TACOMA, Washington — Since the COVID-19 outbreak, several organizations have speculated on the negative impacts the pandemic could have on the world’s poor. However, there has been little mention of the individuals fighting to mitigate the crisis’ effects. Though the world may be locked down, poverty is not on lockdown. In these trying times, it is important to help those who need it the most.
Internet Access in Botswana
Edwin Makwati is one such person using this time to give back. He grew up in a village called Gobojango in Botswana. During his childhood and adolescence, the internet and access to it was a rather foreign concept. Now Makwati is a Ph.D. student studying international law in South Africa. However, Makwati returned to the village following the closure of the university he attends due to the coronavirus. He found himself once again in an environment without any computers. Though the infrastructure is still lacking, the village now has electricity and a road that connects with a neighboring village. Here citizens can shop for their necessities, unlike in Gobojango.
Before returning to South Africa, Makwati met a high school girl who had received a scholarship to study in the U.K. He felt for her, remembering how he had struggled to handle a computer nearly two decades ago, never having used one before then. To help her and others like her, Makwati bought two used desktops to donate. Internet access is important in the process of overcoming systemic impoverishment and helps ensure that poverty is not on lockdown during the pandemic.
Botswana was once one of the world’s poorest countries. In less than two decades, it may be a high-income country. Nonetheless, it is also one of the world’s most unequal countries, as are other sub-Saharan countries. Africa has the largest youth population in the world. Access to computers, among other things, may provide many youths with the tools to help lift their families out of poverty.
Access to Hygiene Products
Poverty is not on lockdown. This is also made evident in the work of Sali Hughes, Jo Jones and Beauty Banks in the UK. Hughes is a resident beauty columnist for Guardian Magazine and a weekly contributor to BBC Radio 5 Live. Jones, on the other hand, is a freelance consultant who has worked with Victoria Beckham Beauty and Burberry Beauty. They created Beauty Banks in 2017. It is a “people-powered grassroots movement” that provides those in poverty with hygiene and care products.
While Hughes was filming a report on homelessness, she came across a small box in a homeless shelter that contained soap, among other things. She and Jo had already been aware of people’s lack of hygiene and care products. Within two days, they had launched Beauty Banks. Besides providing products for those in need, the bank also lobbies with the British government. It is a partner of the All-Party Parliamentary Group on beauty, aesthetics and wellbeing.
In March of this year, Beauty Banks called for support in providing “emergency hygiene parcels that will help protect people in the UK who can’t afford to keep themselves and their families safe from coronavirus as others.” It has raised more than £110,000 (more than $143,000).
Although the U.K. and other Western countries are among the wealthiest countries in the world, resources are not evenly spread. A 2018 BBC article states: “according to research conducted by the Trussell Trust, which has a 428-strong network of food banks nationwide, more than half of people using its services cannot afford toiletries.” The term “hygiene poverty” refers to the fact that, “two out of five people do not have a basic hand-washing facility.” This may pose serious problems with respect to dealing with the pandemic.

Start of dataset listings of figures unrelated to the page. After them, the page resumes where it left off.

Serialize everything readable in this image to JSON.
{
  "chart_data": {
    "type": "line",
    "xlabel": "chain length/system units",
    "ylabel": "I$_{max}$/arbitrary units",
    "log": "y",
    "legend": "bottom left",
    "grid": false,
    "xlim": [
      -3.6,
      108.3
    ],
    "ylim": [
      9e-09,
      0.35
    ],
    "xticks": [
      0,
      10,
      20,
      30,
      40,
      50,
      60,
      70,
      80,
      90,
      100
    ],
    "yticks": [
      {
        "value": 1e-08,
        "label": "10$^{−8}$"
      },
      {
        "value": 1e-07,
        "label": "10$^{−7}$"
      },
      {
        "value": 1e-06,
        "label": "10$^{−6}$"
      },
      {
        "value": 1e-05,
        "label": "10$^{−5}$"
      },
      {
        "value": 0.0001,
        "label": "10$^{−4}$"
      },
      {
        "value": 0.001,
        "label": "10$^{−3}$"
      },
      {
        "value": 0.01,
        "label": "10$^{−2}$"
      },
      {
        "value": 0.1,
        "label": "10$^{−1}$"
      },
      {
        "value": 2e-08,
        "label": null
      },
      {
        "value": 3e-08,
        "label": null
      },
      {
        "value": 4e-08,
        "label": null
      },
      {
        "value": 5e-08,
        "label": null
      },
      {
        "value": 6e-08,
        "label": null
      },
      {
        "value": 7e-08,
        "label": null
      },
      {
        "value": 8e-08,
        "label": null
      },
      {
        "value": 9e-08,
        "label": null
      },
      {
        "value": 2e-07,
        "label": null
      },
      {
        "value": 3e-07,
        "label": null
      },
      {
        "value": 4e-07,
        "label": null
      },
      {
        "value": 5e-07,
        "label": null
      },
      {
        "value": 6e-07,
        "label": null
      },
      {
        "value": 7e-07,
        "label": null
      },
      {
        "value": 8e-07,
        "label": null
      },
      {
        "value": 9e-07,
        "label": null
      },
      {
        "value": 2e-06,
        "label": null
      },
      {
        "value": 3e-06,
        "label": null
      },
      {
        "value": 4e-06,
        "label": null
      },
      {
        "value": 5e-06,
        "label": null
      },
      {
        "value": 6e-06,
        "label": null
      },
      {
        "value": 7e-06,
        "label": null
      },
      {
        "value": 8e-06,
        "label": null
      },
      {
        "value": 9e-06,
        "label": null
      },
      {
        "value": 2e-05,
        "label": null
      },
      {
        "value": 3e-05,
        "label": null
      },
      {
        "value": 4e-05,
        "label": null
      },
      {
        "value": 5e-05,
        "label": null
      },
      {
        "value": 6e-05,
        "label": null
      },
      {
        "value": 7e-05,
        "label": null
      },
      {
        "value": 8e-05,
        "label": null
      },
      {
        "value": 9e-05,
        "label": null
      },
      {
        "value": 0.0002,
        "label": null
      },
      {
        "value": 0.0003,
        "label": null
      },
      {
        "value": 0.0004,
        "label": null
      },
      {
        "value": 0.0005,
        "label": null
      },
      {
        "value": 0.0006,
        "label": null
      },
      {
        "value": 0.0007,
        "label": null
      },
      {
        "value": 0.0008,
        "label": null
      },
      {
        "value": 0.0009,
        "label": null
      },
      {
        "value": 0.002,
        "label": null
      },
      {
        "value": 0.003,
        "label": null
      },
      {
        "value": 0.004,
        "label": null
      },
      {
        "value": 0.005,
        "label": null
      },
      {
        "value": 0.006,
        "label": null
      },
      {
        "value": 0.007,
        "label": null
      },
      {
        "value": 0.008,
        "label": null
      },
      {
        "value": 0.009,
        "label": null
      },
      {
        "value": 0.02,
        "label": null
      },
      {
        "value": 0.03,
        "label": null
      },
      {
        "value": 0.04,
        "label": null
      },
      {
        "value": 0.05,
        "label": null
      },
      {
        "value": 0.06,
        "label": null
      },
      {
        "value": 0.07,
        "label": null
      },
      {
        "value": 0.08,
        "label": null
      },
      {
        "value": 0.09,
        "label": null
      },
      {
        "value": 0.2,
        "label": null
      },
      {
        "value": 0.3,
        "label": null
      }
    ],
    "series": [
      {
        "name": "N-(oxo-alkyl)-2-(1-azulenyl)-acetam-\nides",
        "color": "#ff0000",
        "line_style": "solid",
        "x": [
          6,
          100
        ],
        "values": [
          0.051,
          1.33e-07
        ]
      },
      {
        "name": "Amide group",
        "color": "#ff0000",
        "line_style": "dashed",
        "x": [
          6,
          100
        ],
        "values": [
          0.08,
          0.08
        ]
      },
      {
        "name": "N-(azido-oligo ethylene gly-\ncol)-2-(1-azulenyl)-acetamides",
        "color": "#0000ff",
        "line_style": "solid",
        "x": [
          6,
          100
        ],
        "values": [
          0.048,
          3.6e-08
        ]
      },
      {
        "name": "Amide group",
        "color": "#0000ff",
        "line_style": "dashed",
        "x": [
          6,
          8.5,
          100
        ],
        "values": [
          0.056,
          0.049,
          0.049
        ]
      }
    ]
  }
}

Access to Education in Guatemala
Gerardo Ixcoy, also known as “Lalito 10” in Guatemala, is also continuing to actively fight poverty. He is a teacher in Guatemala’s western highlands. He has been pedaling a tricycle daily to teach his students, trying to meet with each of them twice per week.
Ixcoy came to see that remote learning is challenging for his students: “parents didn’t have money to buy data packages [for their phones]and others couldn’t help their children understand the instructions [sent via WhatsApp].” At least two parents have told him that they didn’t have food as well.
Ixcoy’s Guatemalan school children are not the only ones who have faced disruptions to their education due to the coronavirus. Hundreds of millions of school children have received no education at all. This prolonged loss of learning could negatively impact their futures and hurt the development of the countries they live in.
Made evident by the actions Makwati, Beauty Banks and Lalito 10 have taken to help those in need, it is apparent that even during a pandemic, poverty is not on lockdown. Many people still rely on humanitarian non-profit organizations, charity and donations just to get by.